The Planetary environment is a flexible Nishita sky model. It is useful when rendering scenes set in outer space. For its effects to be visible, the camera has to have a very high altitude as it moves to outer space to view the expansive horizon of the planetary body. It takes into account the conditions within and beyond the atmosphere of a planetary body and its surroundings in space. Instead of a single ground color and a sky or sunset color, there is a planetary surface that reflects and emits light. This node extends the environment's medium (volume rendering and subsurface scattering) with an atmospheric scattering through the planetary body's atmosphere. Here, the atmosphere is perceived as a layer of gas surrounding a planetary mass. It is held in place because of gravity, so as the light travels into atmosphere either from the outer layer to the ground or from a light source within the atmosphere, then the atmosphere's density is sampled along the ray at regular intervals, resulting in an amount of scattering based on the atmosphere's density. This atmospheric scattering is based on the Nishita Sky model, which displays the variations of color that are optical effects caused by the particles in the atmosphere (Figure 1).

Figure 1: An object rendered at a Camera altitude of 100,000


Figure 2: Planetary environment parameters


This environment is not connected to the camera, so you can zoom the camera in and out of the scene without affecting the environment's position in the scene. It gathers optical depth (transmittance) from the sun position, so if the sun position is greater than 0.0f on the Y-axis (upward direction), then it will be colored. If you put it below the horizon (less than 0.0f on the T-axis), then it won't gather transmittance, making it invisible.


You can access the Planetary environment from the World tab, and the settings are located in the Environment rollout.  Alternatively, you can also view the node setup in the Shader Editor with Shader Type set to World instead of Object.

Parameters

    • Environment - Choose lighting type. 
      • Daylight Environment
      • Planetary Environment
      • Texture Environment
      • Environment Switch
    • Sun Direction - The Sun’s X, Y, and Z direction, which is enabled for the Sun Direction daylight type. You can edit it by clicking and dragging on the Sphere icon (Figure 2). If a Sun Direction node is connected to the Daylight environment, the Sphere icon will not be available and the sun direction is controlled by Latitude, Longitude, Month, Day, Local Time, and GMT Offset (Figure 3).
      • Longitude/Latitude - Get realistic sun settings for the specified geographic location.
      • Month/Day/GMT Offset/Local Time - These parameters can accurately place the sun in the sky according to the date/time for the sun at the current longitude/latitude.

Figure 3: The Sun Direction Sphere icon

 

Figure 4: Using a Sun Direction node to control the sun's placement

 

    • Sky Turbidity - Adjusts the sunlight shadow's sharpness. Low values create sharp shadows similar to a sunny day, and higher values diffuse the shadows similar to a cloudy day.
    • Power - Adjusts the overall strength of the Planetary Environment's illumination.
    • Sun Intensity - Scale factor that is applied to the sun only, used to adjust the relative power of the sun compared to the sky.
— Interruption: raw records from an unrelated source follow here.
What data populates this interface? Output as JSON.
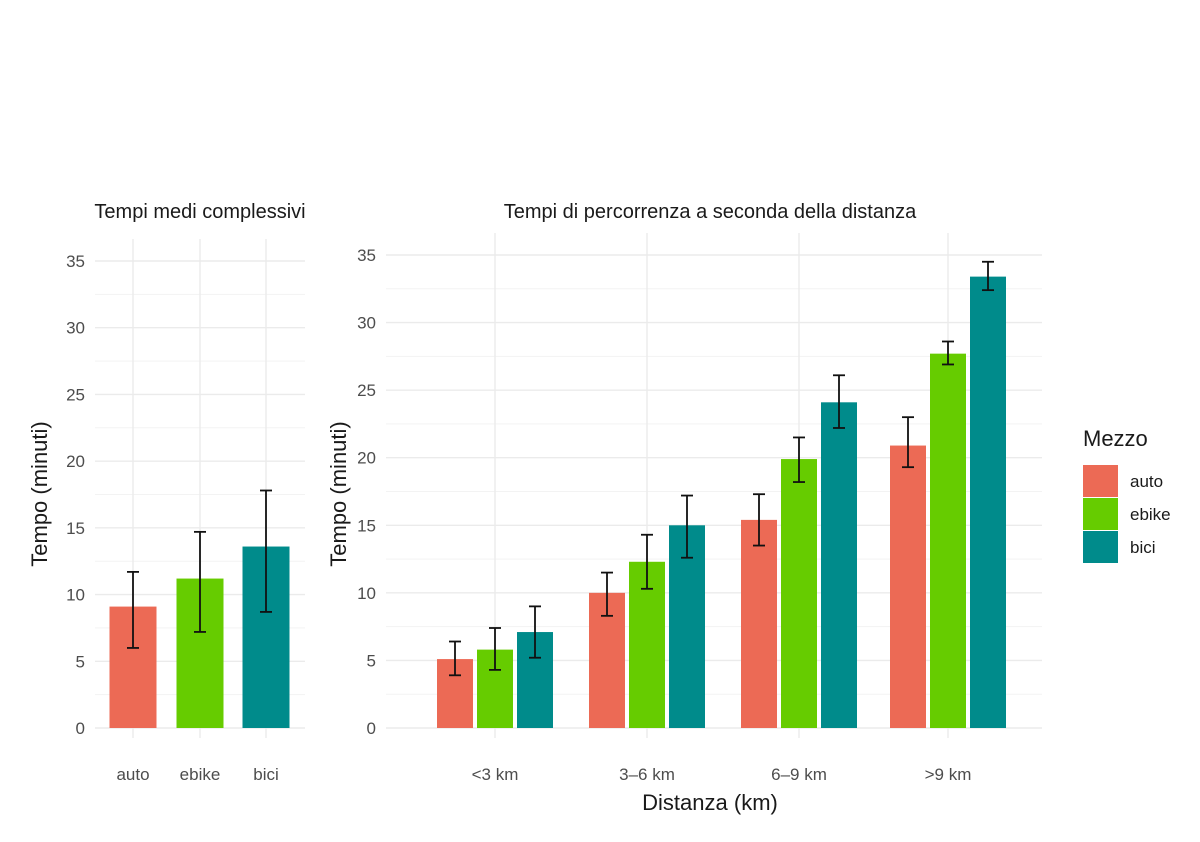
{
  "chart_data": [
    {
      "type": "bar",
      "title": "Tempi medi complessivi",
      "xlabel": "",
      "ylabel": "Tempo (minuti)",
      "ylim": [
        0,
        35
      ],
      "yticks": [
        "0",
        "5",
        "10",
        "15",
        "20",
        "25",
        "30",
        "35"
      ],
      "categories": [
        "auto",
        "ebike",
        "bici"
      ],
      "values": [
        9.1,
        11.2,
        13.6
      ],
      "error_low": [
        6.0,
        7.2,
        8.7
      ],
      "error_high": [
        11.7,
        14.7,
        17.8
      ],
      "grid": true
    },
    {
      "type": "bar",
      "title": "Tempi di percorrenza a seconda della distanza",
      "xlabel": "Distanza (km)",
      "ylabel": "Tempo (minuti)",
      "ylim": [
        0,
        35
      ],
      "yticks": [
        "0",
        "5",
        "10",
        "15",
        "20",
        "25",
        "30",
        "35"
      ],
      "categories": [
        "<3 km",
        "3–6 km",
        "6–9 km",
        ">9 km"
      ],
      "series": [
        {
          "name": "auto",
          "values": [
            5.1,
            10.0,
            15.4,
            20.9
          ],
          "error_low": [
            3.9,
            8.3,
            13.5,
            19.3
          ],
          "error_high": [
            6.4,
            11.5,
            17.3,
            23.0
          ]
        },
        {
          "name": "ebike",
          "values": [
            5.8,
            12.3,
            19.9,
            27.7
          ],
          "error_low": [
            4.3,
            10.3,
            18.2,
            26.9
          ],
          "error_high": [
            7.4,
            14.3,
            21.5,
            28.6
          ]
        },
        {
          "name": "bici",
          "values": [
            7.1,
            15.0,
            24.1,
            33.4
          ],
          "error_low": [
            5.2,
            12.6,
            22.2,
            32.4
          ],
          "error_high": [
            9.0,
            17.2,
            26.1,
            34.5
          ]
        }
      ],
      "grid": true
    }
  ],
  "legend": {
    "title": "Mezzo",
    "position": "right",
    "items": [
      "auto",
      "ebike",
      "bici"
    ]
  },
  "colors": {
    "auto": "#ec6a55",
    "ebike": "#66cc00",
    "bici": "#008b8b"
  }
}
Note: Values other than 1.0 can produce unrealistic results.
    • North Offset - Adjusts the scene's actual North direction. This is useful for architecture visualization to ensure the sun's direction is accurate to the scene.
    • Sun Size -  Controls the size of the sun given as a factor of the actual sun diameter.
    • Altitude - The camera's altitude. Set this to a very high value in order to view the expansive horizon of the planetary body.
    • Star Field - A Texture that conveys star fields behind the planet.
    • Importance Sampling - This toggles the Sky texture's importance sampling, similar to the Texture environment's importance sampling.
    • Cast Photons - If photon mapping is used, this will cast photons from bright areas in the environment map.
    • Medium - This parameter accepts an Absorption, Scattering, or Volume medium node to create volume/fog effects across the scene. For more information, see the Volume Fog Effects topic under the Effects Overview category in this manual.
    • Medium Radius - Adjusts the medium's scale.
    • Medium Light Pass mask - Enables or disables lights on the scattering environment medium.
    • Latitude - The latitude coordinate of the camera's current position.
    • Longitude - The longitude coordinate of the camera's current position.


Planetary Surface

    • Ground Albedo - The planet's surface Texture map.
    • Ground Reflection - The planet's specular Texture map.
    • Ground Glossiness - The planetary glossiness.
    • Ground Emission - The planet's surface Texture map at nighttime.
    • Ground Normal Map - The planet's Normal map.
    • Ground Elevation - The planet's Elevation map.


Visible Environment

    • Backplate - Uses the Visible environment as a backplate image.
    • Reflections - The Visible environment overrides the Normal environment when calculating reflections for Specular and Glossy materials.
    • Refractions - The Visible environment overrides the Normal environment when calculating refractions for Specular materials.